I am often wondering if large webservices can run on old-school monolithic relational databases. It would be great because being able to simply model your applications data model as a set of SQL tables with strong constraints about data types and relations has huge benefits. But a single computer can only have that many cores and that much memory, so how far do modern monolithic database systems actually scale? And is Postgres going to be enough for Lemmy?
I stumbled upon the linked article on twitter. And it seems impressive. They are running their two billion dollar IT business on one single managed postgres instance. They started to migrate away from that when they hit the two billion mark in 2020. But instead of choosing a NoSQL system, they chose to stick with Postgres. They split groups of tables into different database instances.
Given that a two billion dollar company can run on a single Postgres instance like that, I have high hopes that no Lemmy instance will ever hit a limit with that.
At the moment it seems though that some parts of lemmy use Postgres in an inefficient way, so there may be some engineering necessary. But in the end I am positive that even an instance with 100k users should be able to run lemmy as it is, with a single postgres instance.

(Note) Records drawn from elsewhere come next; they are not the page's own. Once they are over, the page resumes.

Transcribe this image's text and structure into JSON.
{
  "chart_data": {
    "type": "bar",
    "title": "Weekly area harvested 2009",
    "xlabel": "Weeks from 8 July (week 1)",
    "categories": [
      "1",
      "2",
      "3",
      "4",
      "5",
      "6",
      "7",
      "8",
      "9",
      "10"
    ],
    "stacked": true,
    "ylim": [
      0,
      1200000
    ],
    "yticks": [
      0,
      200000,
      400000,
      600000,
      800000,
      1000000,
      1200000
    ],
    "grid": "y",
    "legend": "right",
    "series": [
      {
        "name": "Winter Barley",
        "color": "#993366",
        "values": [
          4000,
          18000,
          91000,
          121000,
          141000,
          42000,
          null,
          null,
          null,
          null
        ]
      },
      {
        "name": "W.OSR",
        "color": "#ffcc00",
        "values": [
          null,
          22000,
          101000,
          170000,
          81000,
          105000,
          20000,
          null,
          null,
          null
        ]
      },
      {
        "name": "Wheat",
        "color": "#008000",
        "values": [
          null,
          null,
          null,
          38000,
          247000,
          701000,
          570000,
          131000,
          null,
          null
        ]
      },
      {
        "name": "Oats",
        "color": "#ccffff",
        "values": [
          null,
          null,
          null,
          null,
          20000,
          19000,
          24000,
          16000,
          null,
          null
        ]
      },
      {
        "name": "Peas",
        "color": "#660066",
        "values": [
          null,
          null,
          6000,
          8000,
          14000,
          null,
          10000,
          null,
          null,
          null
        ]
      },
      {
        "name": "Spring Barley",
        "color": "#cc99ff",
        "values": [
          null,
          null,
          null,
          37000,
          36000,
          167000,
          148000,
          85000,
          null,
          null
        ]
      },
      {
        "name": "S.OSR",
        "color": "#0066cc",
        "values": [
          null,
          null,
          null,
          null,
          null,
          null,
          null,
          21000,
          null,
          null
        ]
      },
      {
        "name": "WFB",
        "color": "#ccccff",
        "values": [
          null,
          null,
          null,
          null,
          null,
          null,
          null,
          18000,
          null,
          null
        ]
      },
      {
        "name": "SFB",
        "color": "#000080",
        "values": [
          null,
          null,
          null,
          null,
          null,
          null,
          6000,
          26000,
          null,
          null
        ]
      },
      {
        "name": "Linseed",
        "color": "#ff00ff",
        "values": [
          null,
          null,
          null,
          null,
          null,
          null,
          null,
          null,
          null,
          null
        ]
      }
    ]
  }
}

In your comment you tell they preferred maintain Postgres over a NoSQL database. I think SQL and NoSQL database have different scopes. While SQL are the best option for structured data (like I think is the case of Lemmy), NoSQL databases are better for unstructured data. So the best option depends of the context. About the SQL database performance, today different solutions and options exist to deal with this problem despite the amount of data managed: from in memory databases to a rack of front servers working against a RAID cabin of SSD disks, the capability of make table splits by some field like year to speed up the response time, etc
Do you mind sharing a link to that article? Sounds interesting!
I think a lot of this has to do with your table design and general query efficiency. Choosing the wrong structure early on will force you to migrate earlier. If you’re really thoughtful and intentional with your DB design, I can definitely see a single Postgres instance scaling to handle the vast, vast majority of web applications.
The article link is the post :)
Ah! Apologies - still learning the ropes with Lemmy 😅
Yeah databases scale well in my experience, with good indexing and all it can all be handled reasonably well. Also managed serverless scaling is offered by AWS so that’s always cool.